Si le syndrome de la page blanche est la bête noire des auteurs, j'avais eu jusqu'à ce jour la chance de dompter tous les bouts de papier qui se présentaient à moi. La séance d'écriture de ce matin ne devait pas déroger à la règle. Mais un blackout soudain s'était brutalement imposé aux feuilles éparpillées sur la table. Mes idées s'étaient fait la belle, les meilleures d'entre elles anormalement black-listées par mon cerveau. Alors que je m'apprêtais à mener mon histoire tambour battant, je me retrouvais dépourvu d'allant, déjà lessivé avant même de débuter. Un peu comme si mes trouvailles avaient été lavées deux fois à 90°C, mon récit effectuant ainsi un virage à 180° ! La page qui me faisait face était désespérément blanche et semblait décidée à blackbouler mes idées.
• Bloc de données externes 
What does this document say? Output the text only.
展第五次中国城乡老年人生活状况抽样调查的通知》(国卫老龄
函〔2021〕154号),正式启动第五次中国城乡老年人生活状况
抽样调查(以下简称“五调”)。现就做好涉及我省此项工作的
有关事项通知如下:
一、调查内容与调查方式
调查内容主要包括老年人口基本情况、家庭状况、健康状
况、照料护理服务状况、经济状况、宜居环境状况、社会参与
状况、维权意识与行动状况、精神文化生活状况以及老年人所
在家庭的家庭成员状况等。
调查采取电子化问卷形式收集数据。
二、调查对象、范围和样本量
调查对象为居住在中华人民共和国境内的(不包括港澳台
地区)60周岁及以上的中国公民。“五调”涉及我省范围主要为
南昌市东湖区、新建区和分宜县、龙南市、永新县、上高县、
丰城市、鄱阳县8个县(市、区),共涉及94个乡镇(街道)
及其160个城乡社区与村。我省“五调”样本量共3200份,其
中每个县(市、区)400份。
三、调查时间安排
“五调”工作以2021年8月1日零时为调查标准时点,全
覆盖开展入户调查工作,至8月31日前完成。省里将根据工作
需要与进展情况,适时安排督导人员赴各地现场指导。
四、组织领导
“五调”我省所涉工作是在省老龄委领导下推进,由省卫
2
Elle n'était que l'ombre d'elle-même, je ne la reconnaissais pas. On aurait dit qu'une couche de white spirit lui avait été appliquée, rendant le papier plus blanc que blanc.

 

La situation s'était prolongée de longs mois. A mesure que je me faisais un sang d'encre noire, mes cheveux blanchissaient et ma barbe devenait plus sel que poivre. Rien n'y faisait, pas même le stylo Mont Blanc qu'on m'avait offert. Mon désespoir culminait bien plus haut que le sommet le plus élevé d'Europe, je fulminais, pas loin de la colère noire.  J'étais à la fois vert et marron, ce qui pour un daltonien rendait l'issue incertaine, et le sauvetage périlleux.

 

Un jour, déterminé à sortir de l'ornière, j'avais procédé au remplacement de l'intégralité de mon stock de feuilles par du papier noir. Je ne voyais pas comment succomber au syndrome de la page blanche avec des feuilles noires ! Ça allait à l'encontre de toute logique lexicale me semblait-il. Mais j'avais vite déchanté. Ces pages noires, innocentes de prime abord, étaient rapidement passées au statut de suspectes, puis à celui de coupables. Moi qui étais leur premier défenseur, il me semblait impossible de les blanchir dans cette histoire ! Le cul-de-sac s'imposait à nouveau à moi. Heureusement, les demi-tours étaient souvent possibles dans les impasses, aussi sombres fussent-elles. La lumière était venue un soir d'hiver, le déclic avec elle. C'était inscrit noir sur blanc à l'écran : l'atelier d'écriture proposait un sujet autour du blanc et du noir. J'avais ainsi évacué ma frustration en me saisissant d'une feuille vierge.

 

Le syndrome ne s'était plus jamais manifesté, de quoi marquer d'une pierre blanche les feuilles incriminées.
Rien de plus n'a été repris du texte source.